エクセル上の数字認識(倍率:100%,MSゴシック,フォントサイズ:80)

② テンプレート画像作成

 下の写真はUSBカメラで撮影したそのままの状態です。

 下の図は撮影画像を二値化したものです。実際評価していませんが、距離や角度による大きさ・歪の影響等は除去できませんが、明るさ等の影響は取り除くことが出来そうなので、二値化処理後、テンプレートマッチングすることにしました。

 二値化画像を切り抜いて、下図の様に数字の0~9に対応するテンプレート画像を作成します。例えば、“template8.jpg”ファイルは数字の “8” に対応しています。

 テンプレートを作成する時に使ったプログラムです。
 上段{0,1,2,3,4},下段{5,6,7,8,9} の順になっている前提で画像を切り抜き、保存します。X_S, WDT, Y_S, HGT, X_D, Y_D等の切り抜き位置,サイズのパターンを指定する変数は実際の撮影画像にあわせて調整が必要です。

#テンプレート作成
import sys
import cv2
import math

capture = cv2.VideoCapture(0)

try:
    

    if capture.isOpened() is False:
        print("カメラを開けませんでした。")
        sys.exit()
    
    X_S=90
    WDT=58
    
    Y_S=119
    HGT=88
    
    X_D=98
    Y_D=143
    
    while True:
        ret, frame = capture.read()
        ret, frame = cv2.threshold(frame , 60, 255 , cv2.THRESH_BINARY)
        
        cv2.imwrite("img_org.jpg",frame)
        
        if cv2.waitKey(1) & 0xFF==ord('q'):
            break

        for i in range(10):
            T_XS = X_S + (i-5*math.floor(i/5)) * X_D
            T_YS = Y_S + Y_D * math.floor(i/5)
            T_XE = T_XS + WDT
            T_YE = T_YS + HGT
            
            img_crop=frame[T_YS:T_YE,T_XS:T_XE]
            cv2.imwrite("template"+str(i)+".jpg",img_crop)
            
            cv2.rectangle(frame,(T_XS,T_YS),(T_XE,T_YE),(255, 255, 0),thickness=1)

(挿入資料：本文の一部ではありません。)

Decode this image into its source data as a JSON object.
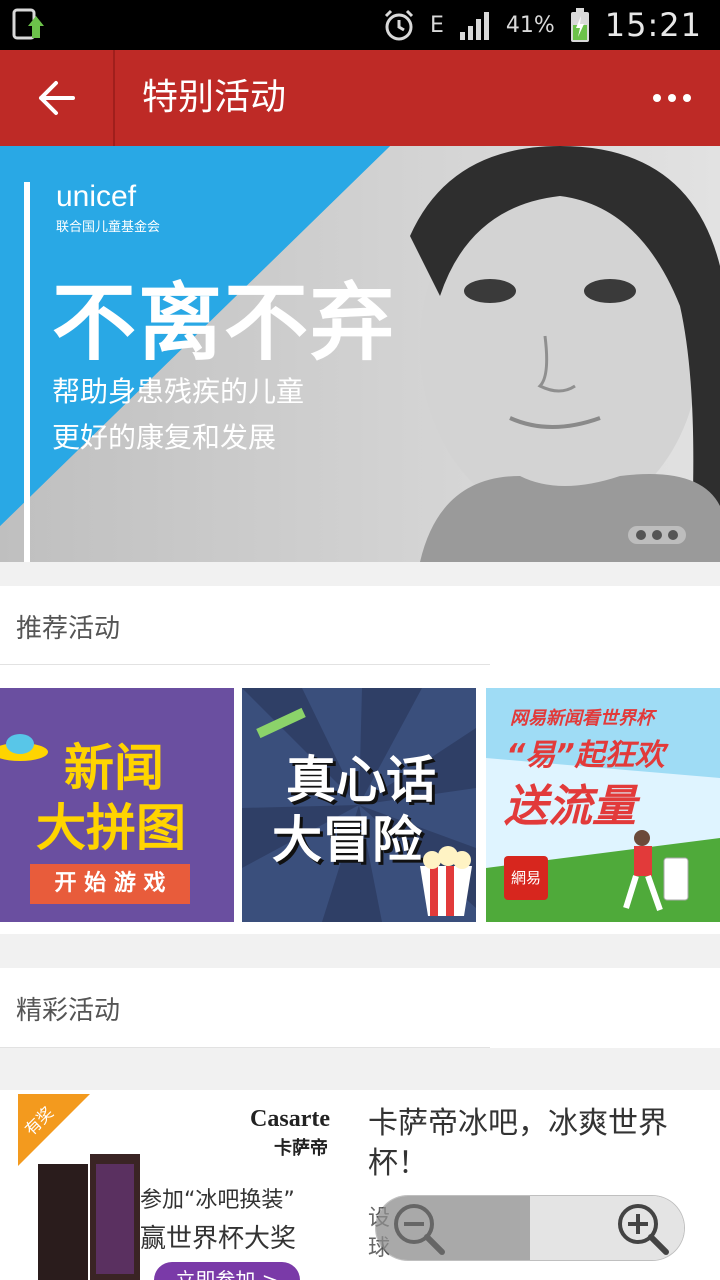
{
  "status_bar": {
    "network": "E",
    "battery": "41%",
    "time": "15:21"
  },
  "header": {
    "title": "特别活动"
  },
  "banner": {
    "brand": "unicef",
    "brand_sub": "联合国儿童基金会",
    "headline": "不离不弃",
    "line1": "帮助身患残疾的儿童",
    "line2": "更好的康复和发展"
  },
  "recommended": {
    "title": "推荐活动",
    "tiles": [
      {
        "line1": "新闻",
        "line2": "大拼图",
        "cta": "开 始 游 戏"
      },
      {
        "line1": "真心话",
        "line2": "大冒险"
      },
      {
        "line1": "网易新闻看世界杯",
        "line2": "“易”起狂欢",
        "line3": "送流量",
        "logo": "網易"
      }
    ]
  },
  "featured": {
    "title": "精彩活动",
    "card": {
      "badge": "有奖",
      "ad_brand": "Casarte",
      "ad_brand_cn": "卡萨帝",
      "ad_line1": "参加“冰吧换装”",
      "ad_line2": "赢世界杯大奖",
      "ad_button": "立即参加 >",
      "title": "卡萨帝冰吧，冰爽世界杯！",
      "sub1": "设",
      "sub2": "球"
    }
  },
  "colors": {
    "header": "#be2a26",
    "banner_blue": "#29a8e5",
    "tile1_bg": "#6a4fa0",
    "tile2_bg": "#3a4f7c",
    "tile_accent": "#ffd400"
  }
}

        cv2.imshow('frame',frame)

    
    capture.release()
    cv2.destroyAllWindows()  
    
        
    
       
    

except:    
    print("Error:",sys.exc_info()[0])
    print(sys.exc_info()[1])
    import traceback
    print(traceback.format_tb(sys.exc_info()[2]))
    

③ テンプレートマッチング

 次の動画は実際に文字列変換している様子です。
 画面左側モニターのエクセルシート上の数字をラズパイ4に接続する手前USBカメラで撮影し、ラズパイ側でpython+OpenCVテンプレートマッチング機能を使って、文字列変換後、右側モニターに結果表示しています。赤字部分が変換した文字列をテキスト表示したものです。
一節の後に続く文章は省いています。